À PROPOS DE LA LOI D’ATTRACTION
Certains disent que l’on peut tout obtenir dans notre vie grâce à la loi d’attraction. « Demande et tu obtiendras », disait Jésus ainsi que nombreux adeptes de cette loi. Un nombre infini d’ouvrages ont largement abordé le « mystère » de la loi d’attraction. Prendre conscience que tout est affaire d’énergie et d’attraction éveille en soi un certain émerveillement. Admettre que tout est déplacement d’ondes et de particules qui s’attirent et que même la pensée rentre dans ce paradigme-là semble ouvrir grandes les portes pour la résolution de nos problèmes. Cette vérité, quoique difficile à prouver, éveille en chacun de nous un regain de dynamisme et de foi. L’on se dit alors que tout peut nous être offert pour peu que l’on sache se placer dans une demande pure, simple, sans contours et dénuée de toute arrière-pensée. On travaille alors la pensée positive, on décrète notre droit à la richesse et on implore l’univers de nous offrir notre dû. Hélas, dans la plupart des cas, on se heurte au final à nos propres contradictions. Notre esprit est vraiment trop englué dans les dédales de nos fausses croyances et de nos superstitions pour pouvoir s’offrir toute la richesse du monde.
Et pourtant, dans cette simple phrase « Demande et tu recevras » se niche une subtilité qu’il est intéressant d’approfondir. La vie peut tout nous offrir à la condition que nos désirs ne soient pas placés sous la tutelle de notre seul ego. Lorsque ce dernier nous dicte nos envies, il va tenter d’imposer sa loi et de passer en force. Il choisira même le prétexte de l’éthique pour nous conforter dans notre décision ; cependant, le bien et le mal n’ont rien à voir avec tout cela. Un désir, aussi noble soit-il, n’aura pas plus de chance qu’un autre de se réaliser dans l’absolu, si ce n’est que nous bénéficierons de l’aval et du soutien de nos pairs, rien de plus. La valeur morale n'entre pas en ligne de compte.
Pour être parfaitement en adéquation avec le principe du « Demande et tu recevras », il serait d'abord souhaitable d’apprendre à recevoir, c’est presque une lapalissade. Un désir, pour être réalisé, doit être aimé. Toute la vie doit tendre vers l’amour. Aimer, c’est apprécier ce que l’on a et ce que l’on n'a pas. Aimer, c’est avant tout être comblé, c’est la « plein-itude ». Se nourrir de ce qui est présent comme de ce qui est absent. Le sentiment de manque, la supplication et l’imploration n’aident pas les vœux à s’exaucer. Rien ne peut germer d’une âme dans le besoin, car il se cachera toujours derrière, plus ou moins bien camouflés, une frustration, un sentiment de revanche et un ressentiment.

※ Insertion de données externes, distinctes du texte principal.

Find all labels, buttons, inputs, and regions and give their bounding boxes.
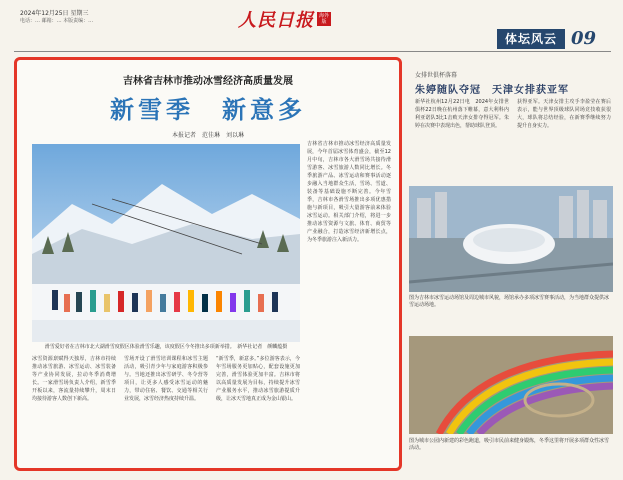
park-photo [409,336,613,434]
masthead-logo [238,8,331,30]
article-body-column: “新雪季，新意多。”多位游客表示，今年雪场服务更加贴心，配套设施更加完善，滑雪体验更加丰富。吉林市将以高质量发展为目标，持续提升冰雪产业服务水平，推动冰雪旅游提质升级，让冰天雪地真正成为金山银山。 [216,356,300,402]
page-number: 09 [571,28,597,49]
highlighted-article [14,57,402,471]
logo-text: 人民日报 [238,10,314,31]
article-body-column: 冰雪资源禀赋得天独厚，吉林市持续推动冰雪旅游、冰雪运动、冰雪装备等产业协同发展，拉动冬季消费增长。一家滑雪场负责人介绍，新雪季开板以来，客流量持续攀升，周末日均接待游客人数创下新高。 [32,356,116,402]
ski-resort-illustration [32,144,300,342]
header-rule [14,51,611,52]
article-body-column: 雪场开设了滑雪培训课程和冰雪主题活动，吸引青少年与家庭游客积极参与。当地还推出冰雪研学、冬令营等项目，让更多人感受冰雪运动的魅力，带动住宿、餐饮、交通等相关行业发展，冰雪经济热度持续升温。 [124,356,208,402]
article-kicker: 吉林省吉林市推动冰雪经济高质量发展 [123,76,293,87]
park-caption: 图为城市公园内新建的彩色跑道，吸引市民前来健身锻炼，冬季这里将开展多项群众性冰雪活动。 [409,438,610,451]
stadium-caption: 图为吉林市冰雪运动场馆及周边城市风貌，场馆承办多项冰雪赛事活动，为当地群众提供冰雪运动场地。 [409,295,610,308]
page-header [0,0,623,52]
article-byline: 本报记者 范佳琳 刘以琳 [171,132,244,139]
section-tag: 体坛风云 [497,29,565,49]
side-article-kicker: 女排世俱杯落幕 [415,72,458,79]
ski-resort-photo [32,144,300,342]
contact-info: 电话：… 邮箱：… 本版责编：… [20,18,94,24]
side-article [409,60,613,187]
stadium-illustration [409,186,613,292]
issue-date: 2024年12月25日 星期三 [20,10,89,17]
logo-seal: 海外版 [319,13,330,25]
park-illustration [409,336,613,434]
photo-caption: 滑雪爱好者在吉林市北大湖滑雪度假区体验滑雪乐趣，该度假区今冬推出多项新举措。 新华社记者 颜麟蕴摄 [44,344,288,350]
article-body-column: 吉林省吉林市推动冰雪经济高质量发展，今年首届冰雪体育盛会，截至12月中旬，吉林市各大滑雪场共接待滑雪游客、冰雪旅游人数同比增长。冬季旅游产品、冰雪运动和赛事活动逐步融入当地群众生活，雪场、雪道、装备等基础设施不断完善。今年雪季，吉林市各滑雪场推出多项优惠措施与新项目，吸引大量游客前来体验冰雪运动。相关部门介绍，将进一步推动冰雪资源与文旅、体育、商贸等产业融合，打造冰雪经济新增长点，为冬季旅游注入新活力。 [307,141,391,243]
article-headline: 新雪季 新意多 [110,96,306,124]
side-article-headline: 朱婷随队夺冠 天津女排获亚军 [415,85,569,96]
side-article-column: 新华社杭州12月22日电 2024年女排世俱杯22日晚在杭州落下帷幕，意大利科内利亚诺队3比1击败天津女排夺得冠军。朱婷在决赛中表现出色，帮助球队登顶。 [415,99,509,129]
stadium-photo [409,186,613,292]
side-article-column: 获得亚军。天津女排主攻手李盈莹在赛后表示，能与世界顶级球队同场竞技收获很大，球队将总结经验，在新赛季继续努力提升自身实力。 [517,99,611,129]
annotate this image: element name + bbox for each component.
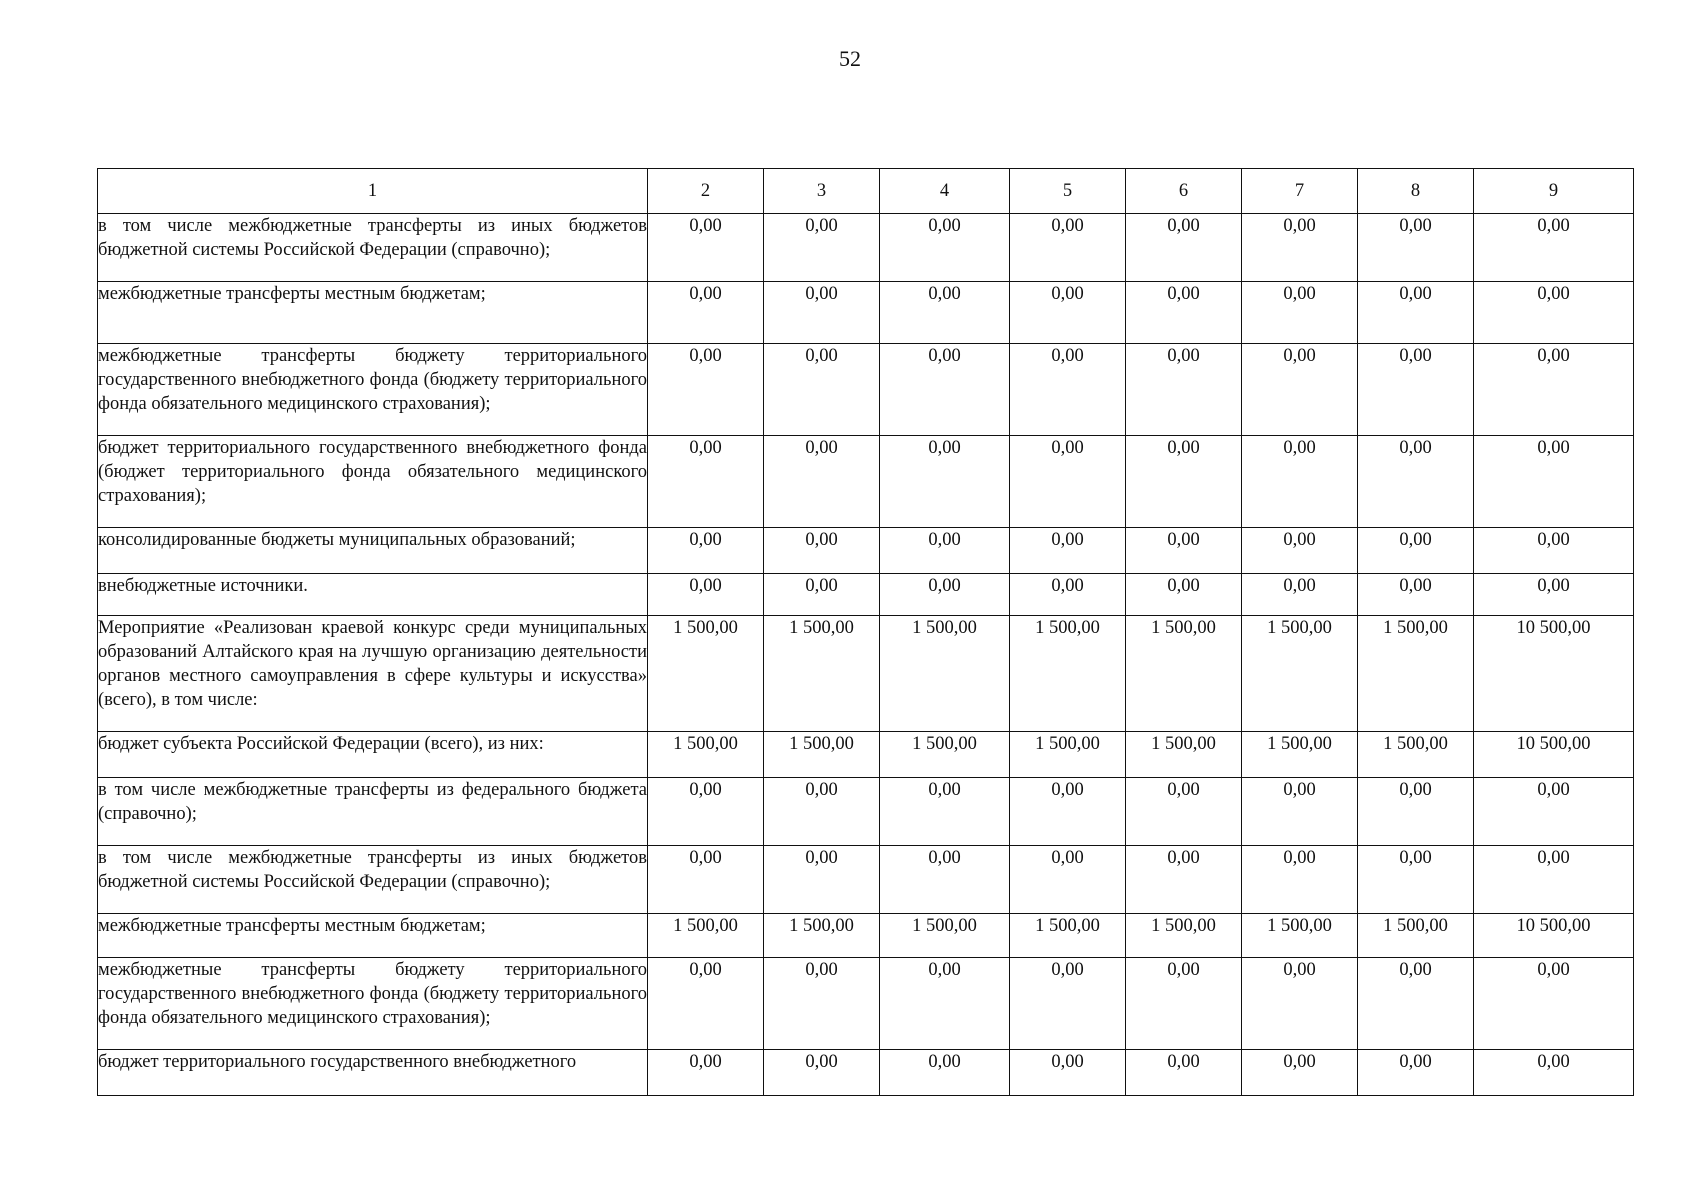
value-cell: 0,00 xyxy=(648,528,764,574)
table-row xyxy=(98,574,1634,616)
value-cell: 0,00 xyxy=(1242,574,1358,616)
value-cell: 0,00 xyxy=(1242,528,1358,574)
value-cell: 1 500,00 xyxy=(1010,732,1126,778)
value-cell: 0,00 xyxy=(648,958,764,1050)
value-cell: 0,00 xyxy=(1242,846,1358,914)
value-cell: 0,00 xyxy=(648,436,764,528)
value-cell: 0,00 xyxy=(1010,528,1126,574)
row-label: бюджет территориального государственного внебюджетного xyxy=(98,1050,648,1096)
column-header: 6 xyxy=(1126,169,1242,214)
value-cell: 0,00 xyxy=(1126,214,1242,282)
value-cell: 0,00 xyxy=(880,282,1010,344)
value-cell: 0,00 xyxy=(1474,846,1634,914)
header-row xyxy=(98,169,1634,214)
value-cell: 0,00 xyxy=(1126,778,1242,846)
value-cell: 1 500,00 xyxy=(648,616,764,732)
value-cell: 0,00 xyxy=(1358,958,1474,1050)
value-cell: 10 500,00 xyxy=(1474,914,1634,958)
table-row xyxy=(98,732,1634,778)
column-header: 2 xyxy=(648,169,764,214)
column-header: 8 xyxy=(1358,169,1474,214)
row-label: консолидированные бюджеты муниципальных образований; xyxy=(98,528,648,574)
row-label: в том числе межбюджетные трансферты из иных бюджетов бюджетной системы Российской Федерации (справочно); xyxy=(98,214,648,282)
value-cell: 0,00 xyxy=(1242,958,1358,1050)
value-cell: 0,00 xyxy=(1474,214,1634,282)
value-cell: 0,00 xyxy=(648,344,764,436)
value-cell: 1 500,00 xyxy=(1010,914,1126,958)
value-cell: 0,00 xyxy=(1010,344,1126,436)
row-label: межбюджетные трансферты местным бюджетам; xyxy=(98,914,648,958)
value-cell: 0,00 xyxy=(1358,436,1474,528)
value-cell: 0,00 xyxy=(880,528,1010,574)
value-cell: 0,00 xyxy=(1474,778,1634,846)
table-row xyxy=(98,1050,1634,1096)
table-row xyxy=(98,214,1634,282)
value-cell: 0,00 xyxy=(1474,528,1634,574)
row-label: межбюджетные трансферты местным бюджетам; xyxy=(98,282,648,344)
column-header: 1 xyxy=(98,169,648,214)
value-cell: 0,00 xyxy=(1358,528,1474,574)
value-cell: 10 500,00 xyxy=(1474,732,1634,778)
value-cell: 0,00 xyxy=(1358,846,1474,914)
value-cell: 1 500,00 xyxy=(1242,914,1358,958)
value-cell: 1 500,00 xyxy=(1242,732,1358,778)
table-row xyxy=(98,914,1634,958)
table-row xyxy=(98,282,1634,344)
value-cell: 0,00 xyxy=(1242,436,1358,528)
value-cell: 0,00 xyxy=(880,778,1010,846)
value-cell: 1 500,00 xyxy=(1242,616,1358,732)
value-cell: 0,00 xyxy=(764,282,880,344)
row-label: межбюджетные трансферты бюджету территориального государственного внебюджетного фонда (бюджету территориального фонда обязательного медицинского страхования); xyxy=(98,958,648,1050)
value-cell: 1 500,00 xyxy=(764,616,880,732)
table-row xyxy=(98,846,1634,914)
value-cell: 10 500,00 xyxy=(1474,616,1634,732)
value-cell: 1 500,00 xyxy=(880,732,1010,778)
value-cell: 0,00 xyxy=(1358,778,1474,846)
table-row xyxy=(98,958,1634,1050)
table-row xyxy=(98,778,1634,846)
value-cell: 1 500,00 xyxy=(648,732,764,778)
value-cell: 0,00 xyxy=(1358,344,1474,436)
row-label: в том числе межбюджетные трансферты из федерального бюджета (справочно); xyxy=(98,778,648,846)
value-cell: 1 500,00 xyxy=(880,616,1010,732)
value-cell: 0,00 xyxy=(1010,778,1126,846)
value-cell: 0,00 xyxy=(1474,958,1634,1050)
value-cell: 0,00 xyxy=(1126,528,1242,574)
value-cell: 0,00 xyxy=(1358,214,1474,282)
value-cell: 0,00 xyxy=(648,846,764,914)
value-cell: 1 500,00 xyxy=(880,914,1010,958)
value-cell: 0,00 xyxy=(764,1050,880,1096)
value-cell: 0,00 xyxy=(1358,282,1474,344)
value-cell: 0,00 xyxy=(1126,436,1242,528)
value-cell: 0,00 xyxy=(1474,282,1634,344)
value-cell: 0,00 xyxy=(764,436,880,528)
value-cell: 1 500,00 xyxy=(1126,616,1242,732)
value-cell: 0,00 xyxy=(1010,282,1126,344)
row-label: бюджет субъекта Российской Федерации (всего), из них: xyxy=(98,732,648,778)
column-header: 4 xyxy=(880,169,1010,214)
value-cell: 0,00 xyxy=(1474,1050,1634,1096)
row-label: Мероприятие «Реализован краевой конкурс среди муниципальных образований Алтайского края на лучшую организацию деятельности органов местного самоуправления в сфере культуры и искусства» (всего), в том числе: xyxy=(98,616,648,732)
value-cell: 0,00 xyxy=(764,574,880,616)
value-cell: 0,00 xyxy=(1242,1050,1358,1096)
value-cell: 0,00 xyxy=(1010,436,1126,528)
value-cell: 0,00 xyxy=(880,344,1010,436)
value-cell: 0,00 xyxy=(764,214,880,282)
table-row xyxy=(98,616,1634,732)
budget-table xyxy=(97,168,1634,1096)
value-cell: 0,00 xyxy=(1474,436,1634,528)
value-cell: 0,00 xyxy=(648,1050,764,1096)
value-cell: 0,00 xyxy=(764,846,880,914)
value-cell: 1 500,00 xyxy=(764,732,880,778)
row-label: бюджет территориального государственного внебюджетного фонда (бюджет территориального фонда обязательного медицинского страхования); xyxy=(98,436,648,528)
table-row xyxy=(98,528,1634,574)
value-cell: 1 500,00 xyxy=(1010,616,1126,732)
value-cell: 0,00 xyxy=(1474,574,1634,616)
column-header: 9 xyxy=(1474,169,1634,214)
column-header: 5 xyxy=(1010,169,1126,214)
value-cell: 0,00 xyxy=(1358,574,1474,616)
value-cell: 0,00 xyxy=(764,778,880,846)
value-cell: 0,00 xyxy=(880,846,1010,914)
value-cell: 0,00 xyxy=(1126,1050,1242,1096)
value-cell: 0,00 xyxy=(1010,958,1126,1050)
row-label: внебюджетные источники. xyxy=(98,574,648,616)
value-cell: 0,00 xyxy=(880,436,1010,528)
value-cell: 0,00 xyxy=(648,214,764,282)
value-cell: 1 500,00 xyxy=(1358,732,1474,778)
value-cell: 0,00 xyxy=(1126,344,1242,436)
value-cell: 1 500,00 xyxy=(1358,616,1474,732)
value-cell: 0,00 xyxy=(1010,1050,1126,1096)
column-header: 7 xyxy=(1242,169,1358,214)
value-cell: 0,00 xyxy=(648,282,764,344)
value-cell: 0,00 xyxy=(1010,214,1126,282)
table-header xyxy=(98,169,1634,214)
table-body xyxy=(98,214,1634,1096)
page-number: 52 xyxy=(839,46,861,71)
table-row xyxy=(98,436,1634,528)
value-cell: 0,00 xyxy=(764,528,880,574)
value-cell: 0,00 xyxy=(880,214,1010,282)
value-cell: 0,00 xyxy=(1242,282,1358,344)
value-cell: 0,00 xyxy=(1242,344,1358,436)
value-cell: 0,00 xyxy=(1474,344,1634,436)
value-cell: 0,00 xyxy=(1010,846,1126,914)
table-row xyxy=(98,344,1634,436)
value-cell: 0,00 xyxy=(648,574,764,616)
value-cell: 0,00 xyxy=(1242,778,1358,846)
value-cell: 0,00 xyxy=(648,778,764,846)
value-cell: 0,00 xyxy=(1010,574,1126,616)
value-cell: 0,00 xyxy=(1126,958,1242,1050)
value-cell: 0,00 xyxy=(880,574,1010,616)
value-cell: 0,00 xyxy=(1242,214,1358,282)
value-cell: 0,00 xyxy=(1126,846,1242,914)
value-cell: 0,00 xyxy=(1126,282,1242,344)
value-cell: 1 500,00 xyxy=(1358,914,1474,958)
column-header: 3 xyxy=(764,169,880,214)
value-cell: 1 500,00 xyxy=(1126,732,1242,778)
value-cell: 1 500,00 xyxy=(648,914,764,958)
value-cell: 1 500,00 xyxy=(764,914,880,958)
value-cell: 0,00 xyxy=(764,958,880,1050)
value-cell: 0,00 xyxy=(764,344,880,436)
value-cell: 0,00 xyxy=(1126,574,1242,616)
row-label: межбюджетные трансферты бюджету территориального государственного внебюджетного фонда (бюджету территориального фонда обязательного медицинского страхования); xyxy=(98,344,648,436)
value-cell: 0,00 xyxy=(880,1050,1010,1096)
row-label: в том числе межбюджетные трансферты из иных бюджетов бюджетной системы Российской Федерации (справочно); xyxy=(98,846,648,914)
value-cell: 0,00 xyxy=(880,958,1010,1050)
value-cell: 1 500,00 xyxy=(1126,914,1242,958)
value-cell: 0,00 xyxy=(1358,1050,1474,1096)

Le vide ne peut attirer le plein. Cette notion de "plein-itude, on la trouve dans le sentiment. Il n’y a qu’un état d'esprit serein, plein d’optimisme naturel et débordant de joie qui peut réaliser un désir, accueillir une nouvelle réalité et la créer dans le monde manifesté. Vivons donc nos désirs dans la félicité, imaginons-les réalisés et laissons-nous envahir par l'émotion que nous ressentons. C’est ainsi, dans la joie retrouvée, que l’on verra ses vœux exaucés.

Il y a toujours quelque chose d’absent qui me tourmente.